Actionable Content: A Framework for Better Decision Making

Summary

Discover a framework to help drive heightened quality, efficiency and coordination, which results in better clinical and financial outcomes.

Driven by healthcare reform and other changing market dynamics, stakeholders are at last getting down to the business of effecting true transformation. Actionable content—usable information that is understood, adopted, and embedded into workflow—is a critical tool to enable that change.

Clinical information or content brings consistency, collaboration, efficiency, and quality to both the delivery of healthcare services and the business of healthcare. In its fully realized form, content is truly intelligent or “actionable.” In other words, it recognizes the context in which it is invoked and automatically delivers specific and relevant guidance to the point of care to influence decision making. If this is done without human intervention, actionable content can also reduce time and resources.

Here, we present a framework to define and categorize clinical content, as well as to assess the key characteristics of quality, accessibility and context. Then, we explain the role that rules play in rendering the content usable and relevant, and the expertise required to do so.

Briefly, we introduce the concept of “content as a service,” the delivery of content through
technology on a subscription basis, which allows guidance to be seamlessly integrated into our healthcare workflow to fuel better and more efficient decision making. Finally, we discuss the benefits that can be derived from harnessing intelligent clinical content.

Classifying Clinical Content

Clinical content is the unique enabler of all healthcare activities, the intelligence that informs clinical as well as financial decisions and transactions. There are two primary categories of clinical content:

  • Person-specific data is information-specific to an individual and his or her clinical care.

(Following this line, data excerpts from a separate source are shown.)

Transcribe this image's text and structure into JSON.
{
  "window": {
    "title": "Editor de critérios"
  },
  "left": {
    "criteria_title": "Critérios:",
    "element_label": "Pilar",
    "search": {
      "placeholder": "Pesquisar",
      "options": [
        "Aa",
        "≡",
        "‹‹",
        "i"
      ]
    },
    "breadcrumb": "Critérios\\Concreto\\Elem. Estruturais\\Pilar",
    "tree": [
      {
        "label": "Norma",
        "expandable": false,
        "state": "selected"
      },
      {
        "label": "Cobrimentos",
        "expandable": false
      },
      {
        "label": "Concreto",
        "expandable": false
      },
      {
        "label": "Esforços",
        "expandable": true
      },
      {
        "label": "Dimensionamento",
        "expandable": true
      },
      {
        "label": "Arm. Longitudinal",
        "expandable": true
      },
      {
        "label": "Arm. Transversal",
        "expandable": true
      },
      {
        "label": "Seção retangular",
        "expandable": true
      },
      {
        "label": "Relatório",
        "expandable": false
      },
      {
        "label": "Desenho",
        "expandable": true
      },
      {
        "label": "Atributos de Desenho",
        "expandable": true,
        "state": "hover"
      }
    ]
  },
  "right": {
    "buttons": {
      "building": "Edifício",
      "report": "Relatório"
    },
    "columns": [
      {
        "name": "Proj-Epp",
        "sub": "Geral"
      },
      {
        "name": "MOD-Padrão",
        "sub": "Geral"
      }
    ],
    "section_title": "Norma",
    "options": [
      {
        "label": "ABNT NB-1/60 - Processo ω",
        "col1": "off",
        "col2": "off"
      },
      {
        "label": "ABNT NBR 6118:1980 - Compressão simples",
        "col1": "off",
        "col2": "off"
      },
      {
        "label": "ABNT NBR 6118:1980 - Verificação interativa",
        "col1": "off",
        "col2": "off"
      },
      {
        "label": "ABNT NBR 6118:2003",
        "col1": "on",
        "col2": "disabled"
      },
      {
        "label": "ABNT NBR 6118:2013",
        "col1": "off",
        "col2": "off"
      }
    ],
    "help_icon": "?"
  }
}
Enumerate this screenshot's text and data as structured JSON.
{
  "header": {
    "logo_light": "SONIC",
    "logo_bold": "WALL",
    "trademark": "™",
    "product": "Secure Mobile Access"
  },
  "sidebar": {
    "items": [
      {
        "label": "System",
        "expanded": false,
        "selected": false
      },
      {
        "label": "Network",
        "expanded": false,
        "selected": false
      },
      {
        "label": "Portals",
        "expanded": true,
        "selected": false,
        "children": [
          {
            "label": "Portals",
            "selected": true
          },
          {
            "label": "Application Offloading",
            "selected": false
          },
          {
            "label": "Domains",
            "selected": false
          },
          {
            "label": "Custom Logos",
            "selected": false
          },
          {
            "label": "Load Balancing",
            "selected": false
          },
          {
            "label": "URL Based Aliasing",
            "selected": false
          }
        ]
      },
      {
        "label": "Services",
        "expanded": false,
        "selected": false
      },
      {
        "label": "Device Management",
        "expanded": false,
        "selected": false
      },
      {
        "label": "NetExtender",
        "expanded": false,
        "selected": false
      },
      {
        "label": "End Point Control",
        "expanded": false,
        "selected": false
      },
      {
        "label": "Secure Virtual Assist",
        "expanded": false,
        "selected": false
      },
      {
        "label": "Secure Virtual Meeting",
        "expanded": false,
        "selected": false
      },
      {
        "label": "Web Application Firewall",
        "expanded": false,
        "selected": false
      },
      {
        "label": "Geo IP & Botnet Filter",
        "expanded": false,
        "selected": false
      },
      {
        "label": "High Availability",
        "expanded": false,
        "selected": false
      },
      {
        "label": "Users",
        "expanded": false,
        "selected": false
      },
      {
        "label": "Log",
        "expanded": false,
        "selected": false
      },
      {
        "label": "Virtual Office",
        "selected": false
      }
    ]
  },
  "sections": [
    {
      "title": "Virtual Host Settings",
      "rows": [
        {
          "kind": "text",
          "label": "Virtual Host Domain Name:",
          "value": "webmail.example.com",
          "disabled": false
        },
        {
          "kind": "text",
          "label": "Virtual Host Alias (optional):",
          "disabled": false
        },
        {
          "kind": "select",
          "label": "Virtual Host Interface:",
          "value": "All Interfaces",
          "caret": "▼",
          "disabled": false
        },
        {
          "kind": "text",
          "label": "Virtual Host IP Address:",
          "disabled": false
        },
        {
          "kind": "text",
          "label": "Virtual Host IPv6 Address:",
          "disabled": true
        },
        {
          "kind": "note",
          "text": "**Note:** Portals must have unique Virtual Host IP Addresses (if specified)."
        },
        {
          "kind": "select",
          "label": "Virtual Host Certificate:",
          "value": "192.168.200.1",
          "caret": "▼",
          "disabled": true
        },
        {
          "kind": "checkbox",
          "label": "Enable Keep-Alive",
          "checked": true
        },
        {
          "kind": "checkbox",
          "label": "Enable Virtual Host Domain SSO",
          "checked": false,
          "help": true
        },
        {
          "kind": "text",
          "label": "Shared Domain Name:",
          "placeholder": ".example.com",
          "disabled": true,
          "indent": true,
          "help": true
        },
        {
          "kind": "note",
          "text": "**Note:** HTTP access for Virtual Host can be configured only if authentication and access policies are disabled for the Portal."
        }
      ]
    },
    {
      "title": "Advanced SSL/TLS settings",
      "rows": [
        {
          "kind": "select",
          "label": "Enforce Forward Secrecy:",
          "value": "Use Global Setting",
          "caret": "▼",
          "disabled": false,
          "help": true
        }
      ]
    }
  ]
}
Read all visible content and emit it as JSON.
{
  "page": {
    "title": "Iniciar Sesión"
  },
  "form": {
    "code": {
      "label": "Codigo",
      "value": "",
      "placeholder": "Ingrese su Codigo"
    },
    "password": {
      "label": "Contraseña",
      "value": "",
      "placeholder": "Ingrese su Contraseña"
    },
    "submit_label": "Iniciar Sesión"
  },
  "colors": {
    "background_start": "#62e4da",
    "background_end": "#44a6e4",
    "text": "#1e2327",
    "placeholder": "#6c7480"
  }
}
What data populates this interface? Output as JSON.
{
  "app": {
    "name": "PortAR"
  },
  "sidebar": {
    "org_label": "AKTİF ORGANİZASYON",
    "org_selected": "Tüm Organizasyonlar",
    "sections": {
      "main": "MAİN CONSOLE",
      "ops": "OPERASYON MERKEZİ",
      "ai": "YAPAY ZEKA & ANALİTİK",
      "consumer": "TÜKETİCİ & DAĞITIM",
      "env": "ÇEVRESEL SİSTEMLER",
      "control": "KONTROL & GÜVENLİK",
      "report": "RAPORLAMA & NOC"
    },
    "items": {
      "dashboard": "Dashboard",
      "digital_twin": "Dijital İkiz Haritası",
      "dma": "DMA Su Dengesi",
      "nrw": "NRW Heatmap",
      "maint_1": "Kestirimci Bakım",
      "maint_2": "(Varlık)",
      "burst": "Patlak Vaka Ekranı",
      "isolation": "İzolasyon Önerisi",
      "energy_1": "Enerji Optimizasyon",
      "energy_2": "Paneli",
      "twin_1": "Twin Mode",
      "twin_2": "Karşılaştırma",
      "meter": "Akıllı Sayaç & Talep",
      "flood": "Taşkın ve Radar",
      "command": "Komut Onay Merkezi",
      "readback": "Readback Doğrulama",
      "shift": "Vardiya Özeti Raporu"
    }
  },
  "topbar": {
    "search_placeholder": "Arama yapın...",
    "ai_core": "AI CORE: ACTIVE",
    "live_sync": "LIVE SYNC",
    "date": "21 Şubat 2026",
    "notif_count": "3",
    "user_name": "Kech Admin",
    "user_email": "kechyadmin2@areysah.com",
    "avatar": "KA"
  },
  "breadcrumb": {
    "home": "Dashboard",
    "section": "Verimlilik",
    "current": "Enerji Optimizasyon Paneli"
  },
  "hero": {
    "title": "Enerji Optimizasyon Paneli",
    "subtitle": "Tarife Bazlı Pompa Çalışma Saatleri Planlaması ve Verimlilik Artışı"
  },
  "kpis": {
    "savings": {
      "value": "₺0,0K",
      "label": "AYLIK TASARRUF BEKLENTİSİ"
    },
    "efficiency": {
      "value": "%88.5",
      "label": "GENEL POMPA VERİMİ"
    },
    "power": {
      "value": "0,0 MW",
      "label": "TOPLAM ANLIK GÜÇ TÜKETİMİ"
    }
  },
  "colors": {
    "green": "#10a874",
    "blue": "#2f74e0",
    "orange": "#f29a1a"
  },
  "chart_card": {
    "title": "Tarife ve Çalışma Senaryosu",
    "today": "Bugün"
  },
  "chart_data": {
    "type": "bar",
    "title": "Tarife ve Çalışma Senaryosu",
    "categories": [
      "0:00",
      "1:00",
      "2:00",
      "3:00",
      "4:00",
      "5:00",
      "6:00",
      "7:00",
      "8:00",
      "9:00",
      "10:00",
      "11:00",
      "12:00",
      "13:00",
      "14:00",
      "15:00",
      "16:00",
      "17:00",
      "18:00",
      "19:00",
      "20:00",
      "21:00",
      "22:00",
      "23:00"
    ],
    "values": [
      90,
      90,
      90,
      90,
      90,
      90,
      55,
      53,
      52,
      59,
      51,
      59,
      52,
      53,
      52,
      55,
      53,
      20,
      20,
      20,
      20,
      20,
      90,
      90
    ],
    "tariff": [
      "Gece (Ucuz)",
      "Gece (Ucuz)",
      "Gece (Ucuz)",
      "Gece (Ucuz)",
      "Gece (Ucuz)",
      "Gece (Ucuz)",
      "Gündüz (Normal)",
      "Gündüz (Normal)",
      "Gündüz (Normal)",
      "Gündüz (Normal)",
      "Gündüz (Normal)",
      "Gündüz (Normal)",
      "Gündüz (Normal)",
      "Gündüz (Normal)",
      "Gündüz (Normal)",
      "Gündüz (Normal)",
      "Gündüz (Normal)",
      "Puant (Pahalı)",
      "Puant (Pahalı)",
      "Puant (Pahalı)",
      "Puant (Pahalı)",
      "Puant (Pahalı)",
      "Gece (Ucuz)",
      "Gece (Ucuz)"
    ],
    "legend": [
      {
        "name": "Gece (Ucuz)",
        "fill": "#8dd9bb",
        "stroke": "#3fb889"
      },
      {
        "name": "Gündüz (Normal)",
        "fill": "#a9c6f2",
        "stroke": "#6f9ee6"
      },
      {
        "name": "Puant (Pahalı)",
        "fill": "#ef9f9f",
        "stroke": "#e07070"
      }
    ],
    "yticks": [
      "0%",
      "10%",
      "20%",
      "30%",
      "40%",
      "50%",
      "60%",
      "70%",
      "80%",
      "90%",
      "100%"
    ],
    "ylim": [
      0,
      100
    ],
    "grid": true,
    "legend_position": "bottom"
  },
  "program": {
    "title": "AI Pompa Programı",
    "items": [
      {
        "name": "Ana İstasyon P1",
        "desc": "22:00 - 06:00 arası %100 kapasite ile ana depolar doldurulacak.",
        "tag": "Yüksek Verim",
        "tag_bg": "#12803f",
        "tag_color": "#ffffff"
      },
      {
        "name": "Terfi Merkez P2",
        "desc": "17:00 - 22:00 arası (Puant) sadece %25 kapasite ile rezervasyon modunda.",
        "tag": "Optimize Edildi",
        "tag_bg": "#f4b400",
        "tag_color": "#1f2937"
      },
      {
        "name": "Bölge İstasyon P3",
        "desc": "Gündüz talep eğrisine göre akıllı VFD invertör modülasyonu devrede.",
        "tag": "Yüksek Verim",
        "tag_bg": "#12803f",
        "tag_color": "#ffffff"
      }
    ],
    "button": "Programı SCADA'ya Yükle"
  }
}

This content can be self-reported or clinician determined, or it can arise as the result of completed assessments such as diagnostic tests.
  • General clinical content is information extracted from the medical literature and set forth in current practice standards, guidelines, criteria and other formats. Considered broadly, this content includes a spectrum from text-based information to sophisticated, predictive algorithms.

For example:

  • Educational or reference information, such as text books, monographs, papers, and online materials
  • Information that is aggregated and grouped for a specific purpose, such as benchmark data
  • Dictionaries, code sets and other categorizations of clinical concepts, such as Current Procedural Terminology (CPT®), International Classification of Diseases (ICD) and SNOMED Clinical Terms® (SNOMED CT®)
  • Payment logic, or the rules that interpret clinical actions and contract terms and group them for various reasons, such as bundled payment for an episode of care, or discovery of fraudulent activities
  • Decision support, a broad category of information designed to analyze and guide care, such as guidelines, alerts, order sets, documentation templates, criteria, and care plans
  • Comparative analytics that support capabilities—such as physician, efficiency profiles, or views of case mix, utilization and cost by physician or provider group—as compared to peers
  • Quality-based or gaps-in-care analytics that measure provider and member/population behavior based upon HEDIS® and other quality metrics
  • Population-based analytics that identify and stratify members by risk and direct them to appropriate disease management programs, or that help predict and manage the cost of populations.

The utility of content is evident. Physicians use what they know about clinical best practices to make decisions about the care they deliver to their patients. Patients go online to search for information about symptoms so they are more informed when they meet with their doctors. Payers and healthcare entities use clinical content to identify gaps in care or manage populations at risk.

However, even the business activities associated with healthcare cannot occur without content.

A bill cannot be paid if a physician is unable to articulate the clinical issue he or she addressed in the encounter, or the payer is unable to validate that the billed services were appropriate and actually rendered. Contracts between payers and providers, particularly those that are value-based, directly link clinical measures with financial expectations. Clinical policies and related insurance offerings describe the clinical services included in benefit plans. The list of content-enabled processes in healthcare is nearly endless.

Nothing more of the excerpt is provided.